Arnaud Claire, Billoir Emma, de Melo Junior Antonio F, Pereira Sofia A, O'Halloran Ken D, Monteiro Emilia C
Université Grenoble-Alpes INSERM U1300, Laboratoire HP2, Grenoble, France.
iNOVA4Health, NOVA Medical School, Universidade NOVA de Lisboa, Lisboa, Portugal.
J Physiol. 2023 Dec;601(24):5553-5577. doi: 10.1113/JP284166. Epub 2023 Oct 26.
Chronic intermittent hypoxia (CIH) is the dominant pathological feature of human obstructive sleep apnoea (OSA), which is highly prevalent and associated with cardiovascular and renal diseases. CIH causes hypertension, centred on sympathetic nervous overactivity, which persists following removal of the CIH stimulus. Molecular mechanisms contributing to CIH-induced hypertension have been carefully delineated. However, there is a dearth of knowledge on the efficacy of interventions to ameliorate high blood pressure in established disease. CIH causes endothelial dysfunction, aberrant structural remodelling of vessels and accelerates atherosclerotic processes. Pro-inflammatory and pro-oxidant pathways converge on disrupted nitric oxide signalling driving vascular dysfunction. In addition, CIH has adverse effects on the myocardium, manifesting atrial fibrillation, and cardiac remodelling progressing to contractile dysfunction. Sympatho-vagal imbalance, oxidative stress, inflammation, dysregulated HIF-1α transcriptional responses and resultant pro-apoptotic ER stress, calcium dysregulation, and mitochondrial dysfunction conspire to drive myocardial injury and failure. CIH elaborates direct and indirect effects in the kidney that initially contribute to the development of hypertension and later to chronic kidney disease. CIH-induced morphological damage of the kidney is dependent on TLR4/NF-κB/NLRP3/caspase-1 inflammasome activation and associated pyroptosis. Emerging potential therapies related to the gut-kidney axis and blockade of aryl hydrocarbon receptors (AhR) are promising. Cardiorenal outcomes in response to intermittent hypoxia present along a continuum from adaptation to maladaptation and are dependent on the intensity and duration of exposure to intermittent hypoxia. This heterogeneity of OSA is relevant to therapeutic treatment options and we argue the need for better stratification of OSA phenotypes.

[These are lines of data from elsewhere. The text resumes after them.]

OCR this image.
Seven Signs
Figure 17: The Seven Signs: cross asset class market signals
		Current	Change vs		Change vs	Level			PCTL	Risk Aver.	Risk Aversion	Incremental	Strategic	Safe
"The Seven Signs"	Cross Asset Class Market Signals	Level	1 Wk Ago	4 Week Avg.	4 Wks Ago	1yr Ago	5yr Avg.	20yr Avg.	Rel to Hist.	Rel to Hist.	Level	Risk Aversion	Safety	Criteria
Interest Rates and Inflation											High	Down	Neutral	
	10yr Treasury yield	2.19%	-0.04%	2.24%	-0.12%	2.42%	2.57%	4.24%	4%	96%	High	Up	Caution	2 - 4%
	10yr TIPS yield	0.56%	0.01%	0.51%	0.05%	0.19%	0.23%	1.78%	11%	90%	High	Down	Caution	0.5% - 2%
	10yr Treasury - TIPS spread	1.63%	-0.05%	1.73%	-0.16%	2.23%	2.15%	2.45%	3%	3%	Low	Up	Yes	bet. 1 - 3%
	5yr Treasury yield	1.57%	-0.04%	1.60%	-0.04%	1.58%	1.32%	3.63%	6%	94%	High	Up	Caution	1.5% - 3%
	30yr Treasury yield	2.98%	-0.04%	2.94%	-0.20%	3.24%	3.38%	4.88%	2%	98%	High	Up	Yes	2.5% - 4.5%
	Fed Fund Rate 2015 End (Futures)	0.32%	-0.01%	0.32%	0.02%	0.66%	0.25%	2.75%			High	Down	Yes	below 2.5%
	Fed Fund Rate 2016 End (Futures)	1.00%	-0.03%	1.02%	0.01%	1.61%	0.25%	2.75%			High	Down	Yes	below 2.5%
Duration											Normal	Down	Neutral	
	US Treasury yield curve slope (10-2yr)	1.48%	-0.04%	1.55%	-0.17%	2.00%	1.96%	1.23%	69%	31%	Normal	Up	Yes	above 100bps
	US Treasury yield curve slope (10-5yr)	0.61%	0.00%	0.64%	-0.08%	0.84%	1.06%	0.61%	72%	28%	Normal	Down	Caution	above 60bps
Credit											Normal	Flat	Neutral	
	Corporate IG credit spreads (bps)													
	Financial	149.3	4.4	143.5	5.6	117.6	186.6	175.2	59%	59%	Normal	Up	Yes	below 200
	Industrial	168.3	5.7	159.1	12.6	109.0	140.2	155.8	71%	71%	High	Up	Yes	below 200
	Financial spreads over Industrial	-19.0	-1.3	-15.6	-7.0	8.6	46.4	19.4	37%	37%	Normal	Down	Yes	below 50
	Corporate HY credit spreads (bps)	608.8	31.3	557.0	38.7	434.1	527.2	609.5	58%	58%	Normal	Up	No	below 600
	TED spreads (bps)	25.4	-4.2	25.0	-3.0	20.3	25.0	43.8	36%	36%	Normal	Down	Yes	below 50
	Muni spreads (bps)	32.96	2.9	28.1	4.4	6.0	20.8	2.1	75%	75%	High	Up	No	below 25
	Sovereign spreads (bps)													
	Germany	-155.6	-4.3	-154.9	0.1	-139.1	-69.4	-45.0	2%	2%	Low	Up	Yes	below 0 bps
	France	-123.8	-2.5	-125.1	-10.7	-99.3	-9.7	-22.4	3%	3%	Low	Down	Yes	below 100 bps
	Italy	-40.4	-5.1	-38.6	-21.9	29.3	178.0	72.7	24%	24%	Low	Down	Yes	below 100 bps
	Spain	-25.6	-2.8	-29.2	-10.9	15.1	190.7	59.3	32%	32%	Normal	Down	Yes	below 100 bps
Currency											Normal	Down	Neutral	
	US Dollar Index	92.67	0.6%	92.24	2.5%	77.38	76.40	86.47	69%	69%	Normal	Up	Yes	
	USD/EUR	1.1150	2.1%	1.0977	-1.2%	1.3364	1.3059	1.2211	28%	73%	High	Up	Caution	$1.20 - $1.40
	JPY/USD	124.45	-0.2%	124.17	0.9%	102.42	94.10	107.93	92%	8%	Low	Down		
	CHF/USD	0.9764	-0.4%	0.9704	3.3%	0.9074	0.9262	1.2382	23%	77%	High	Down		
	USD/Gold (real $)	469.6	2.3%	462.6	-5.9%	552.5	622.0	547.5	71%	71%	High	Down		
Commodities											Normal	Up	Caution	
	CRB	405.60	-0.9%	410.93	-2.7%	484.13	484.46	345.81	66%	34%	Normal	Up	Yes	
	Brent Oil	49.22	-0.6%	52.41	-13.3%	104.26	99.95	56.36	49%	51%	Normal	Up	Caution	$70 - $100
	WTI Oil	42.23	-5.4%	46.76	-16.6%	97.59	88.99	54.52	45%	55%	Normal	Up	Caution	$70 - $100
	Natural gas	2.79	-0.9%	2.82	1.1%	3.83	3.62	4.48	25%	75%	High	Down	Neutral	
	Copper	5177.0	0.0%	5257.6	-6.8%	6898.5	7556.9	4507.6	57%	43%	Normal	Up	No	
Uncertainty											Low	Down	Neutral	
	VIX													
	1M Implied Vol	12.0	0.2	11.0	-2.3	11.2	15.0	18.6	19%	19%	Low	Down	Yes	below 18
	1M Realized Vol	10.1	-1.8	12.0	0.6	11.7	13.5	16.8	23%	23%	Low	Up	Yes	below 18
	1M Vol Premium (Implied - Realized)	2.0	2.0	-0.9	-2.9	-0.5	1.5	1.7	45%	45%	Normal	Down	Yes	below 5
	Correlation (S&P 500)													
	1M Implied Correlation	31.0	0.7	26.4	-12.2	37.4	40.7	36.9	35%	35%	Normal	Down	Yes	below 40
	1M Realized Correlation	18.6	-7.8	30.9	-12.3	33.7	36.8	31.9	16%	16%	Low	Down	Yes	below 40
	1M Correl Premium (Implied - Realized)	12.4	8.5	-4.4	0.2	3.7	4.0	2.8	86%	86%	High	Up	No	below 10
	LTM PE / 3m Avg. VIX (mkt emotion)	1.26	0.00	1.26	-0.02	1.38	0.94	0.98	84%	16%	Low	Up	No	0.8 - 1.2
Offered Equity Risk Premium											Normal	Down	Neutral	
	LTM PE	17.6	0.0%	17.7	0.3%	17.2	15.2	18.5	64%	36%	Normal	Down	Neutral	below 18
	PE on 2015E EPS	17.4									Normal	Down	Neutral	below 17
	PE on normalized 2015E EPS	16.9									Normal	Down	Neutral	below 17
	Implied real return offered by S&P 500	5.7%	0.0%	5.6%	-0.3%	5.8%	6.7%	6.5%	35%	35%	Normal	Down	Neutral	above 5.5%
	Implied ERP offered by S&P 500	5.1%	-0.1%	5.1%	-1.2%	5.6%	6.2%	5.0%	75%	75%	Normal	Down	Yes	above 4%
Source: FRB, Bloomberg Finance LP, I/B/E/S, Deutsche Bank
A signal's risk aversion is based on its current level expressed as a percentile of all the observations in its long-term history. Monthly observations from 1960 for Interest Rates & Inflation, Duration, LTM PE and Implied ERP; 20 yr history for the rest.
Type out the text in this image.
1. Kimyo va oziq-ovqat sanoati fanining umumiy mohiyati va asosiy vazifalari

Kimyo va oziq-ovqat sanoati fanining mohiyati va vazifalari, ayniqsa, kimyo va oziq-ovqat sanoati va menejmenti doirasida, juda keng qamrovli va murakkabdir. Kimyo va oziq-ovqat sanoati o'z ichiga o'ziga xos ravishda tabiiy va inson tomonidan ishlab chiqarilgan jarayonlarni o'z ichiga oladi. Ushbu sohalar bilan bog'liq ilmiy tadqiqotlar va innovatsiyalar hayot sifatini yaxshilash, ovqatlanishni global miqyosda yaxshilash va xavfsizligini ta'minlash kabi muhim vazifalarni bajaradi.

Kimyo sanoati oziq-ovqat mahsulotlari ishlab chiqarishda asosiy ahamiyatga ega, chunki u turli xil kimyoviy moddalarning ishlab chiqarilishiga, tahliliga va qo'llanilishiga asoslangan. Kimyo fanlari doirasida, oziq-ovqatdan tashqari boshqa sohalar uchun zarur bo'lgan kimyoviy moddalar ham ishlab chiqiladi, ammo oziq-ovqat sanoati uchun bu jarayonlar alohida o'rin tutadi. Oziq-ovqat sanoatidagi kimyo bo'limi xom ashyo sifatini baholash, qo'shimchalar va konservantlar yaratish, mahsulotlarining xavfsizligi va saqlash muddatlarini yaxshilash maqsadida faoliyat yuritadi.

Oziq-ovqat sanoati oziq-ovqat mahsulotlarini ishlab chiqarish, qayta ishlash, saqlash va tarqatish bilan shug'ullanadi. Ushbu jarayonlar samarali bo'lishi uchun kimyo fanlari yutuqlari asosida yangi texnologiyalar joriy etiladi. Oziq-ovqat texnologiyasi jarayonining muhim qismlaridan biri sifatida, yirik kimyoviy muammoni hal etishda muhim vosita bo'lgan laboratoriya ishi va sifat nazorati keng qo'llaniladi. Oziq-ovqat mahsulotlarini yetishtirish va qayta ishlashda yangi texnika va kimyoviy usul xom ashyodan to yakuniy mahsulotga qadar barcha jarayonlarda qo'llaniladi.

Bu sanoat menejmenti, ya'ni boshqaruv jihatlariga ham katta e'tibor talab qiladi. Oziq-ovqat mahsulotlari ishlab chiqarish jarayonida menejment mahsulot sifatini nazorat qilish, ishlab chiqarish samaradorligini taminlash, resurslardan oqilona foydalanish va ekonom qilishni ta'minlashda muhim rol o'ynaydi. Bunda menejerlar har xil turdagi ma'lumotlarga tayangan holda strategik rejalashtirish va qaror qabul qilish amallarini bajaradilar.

慢性间歇性缺氧(CIH)是人类阻塞性睡眠呼吸暂停(OSA)的主要病理特征,OSA极为常见且与心血管疾病和肾脏疾病相关。CIH会引发以交感神经活动亢进为中心的高血压,在去除CIH刺激后这种高血压仍会持续。导致CIH诱发高血压的分子机制已得到详细阐明。然而,对于在已确诊疾病中改善高血压的干预措施的疗效,我们仍知之甚少。CIH会导致内皮功能障碍、血管异常结构重塑并加速动脉粥样硬化进程。促炎和促氧化途径汇聚于一氧化氮信号传导紊乱,从而导致血管功能障碍。此外,CIH对心肌有不良影响,表现为心房颤动以及心脏重塑进展为收缩功能障碍。交感 - 迷走神经失衡、氧化应激、炎症、缺氧诱导因子 - 1α(HIF - 1α)转录反应失调以及由此产生的促凋亡内质网应激、钙调节异常和线粒体功能障碍共同导致心肌损伤和衰竭。CIH在肾脏中产生直接和间接影响,最初会导致高血压的发展,随后会引发慢性肾病。CIH诱导的肾脏形态损伤依赖于Toll样受体4(TLR4)/核因子κB(NF - κB)/NOD样受体蛋白3(NLRP3)/半胱天冬酶 - 1炎性小体激活及相关的细胞焦亡。与肠 - 肾轴和芳烃受体(AhR)阻断相关的新兴潜在疗法很有前景。间歇性缺氧导致的心脏和肾脏结局呈现出从适应到适应不良的连续过程,并且取决于间歇性缺氧暴露的强度和持续时间。OSA的这种异质性与治疗选择相关,我们认为有必要对OSA表型进行更好的分层。